Dragun Duska
Department of Nephrology and Intensive Care Medicine, Campus Virchow-Klinikum, Berlin, Germany.
Transplantation. 2008 Oct 27;86(8):1019-25. doi: 10.1097/TP.0b013e3181889748.
Antibody-mediated mechanisms have a major impact on allograft function and survival. During the last decade, improved immunohistochemical and serologic diagnostic procedures have been developed to monitor antibody responses against human leukocyte antigens (HLA). Acute and chronic allograft rejection can occur in HLA-identical sibling transplants implicating the importance of immune response against non-HLA targets. Non-HLA, complement and noncomplement-fixing antibodies may be responsible for a variety of allograft injuries, reflecting the complexity of their acute and chronic actions. Non-HLA antibodies may occur as alloantibodies or autoantibodies. Their antigenic targets described, thus, far include various minor histocompatibility antigens, vascular receptors, adhesion molecules, and intermediate filaments. An analysis of the subtle mechanistic differences in the individual antibody responses directed against non-HLA may help to identify patients at particular risk for irreversible acute or chronic allograft injuries and improve overall outcomes. This review summarizes the current state of research, development in diagnostic and therapeutic strategies, discusses some emerging problems, and provides perspectives in the area of humoral response against non-HLA in solid-organ transplantation.
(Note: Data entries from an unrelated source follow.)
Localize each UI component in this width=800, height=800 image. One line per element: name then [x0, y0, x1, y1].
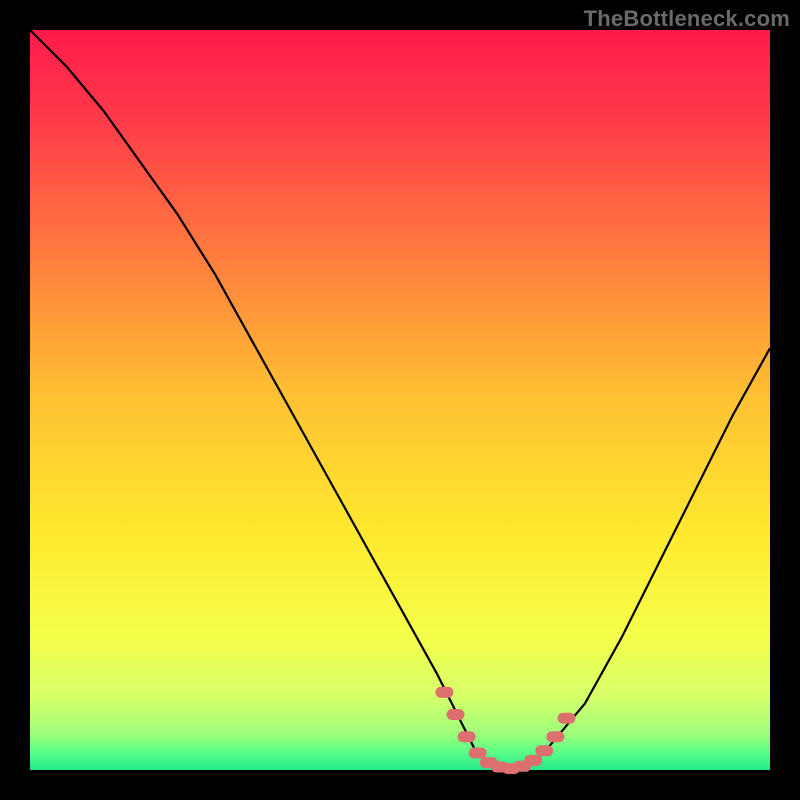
marker-point — [435, 687, 453, 698]
plot-background — [30, 30, 770, 770]
marker-point — [524, 755, 542, 766]
marker-point — [458, 731, 476, 742]
marker-point — [535, 745, 553, 756]
marker-point — [447, 709, 465, 720]
marker-point — [558, 713, 576, 724]
watermark-text: TheBottleneck.com — [584, 6, 790, 32]
marker-point — [469, 748, 487, 759]
bottleneck-chart — [0, 0, 800, 800]
marker-point — [546, 731, 564, 742]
抗体介导的机制对同种异体移植功能和存活有重大影响。在过去十年中,已开发出改进的免疫组织化学和血清学诊断程序,以监测针对人类白细胞抗原(HLA)的抗体反应。急性和慢性同种异体移植排斥反应可发生在HLA相同的同胞移植中,这表明针对非HLA靶点的免疫反应的重要性。非HLA、补体和非补体结合抗体可能是各种同种异体移植损伤的原因,反映了它们急性和慢性作用的复杂性。非HLA抗体可能以同种抗体或自身抗体的形式出现。到目前为止,它们的抗原靶点包括各种次要组织相容性抗原、血管受体、黏附分子和中间丝。分析针对非HLA的个体抗体反应中的细微机制差异,可能有助于识别有不可逆急性或慢性同种异体移植损伤特殊风险的患者,并改善总体结果。本综述总结了当前的研究现状、诊断和治疗策略的进展,讨论了一些新出现的问题,并提供了实体器官移植中针对非HLA的体液反应领域的观点。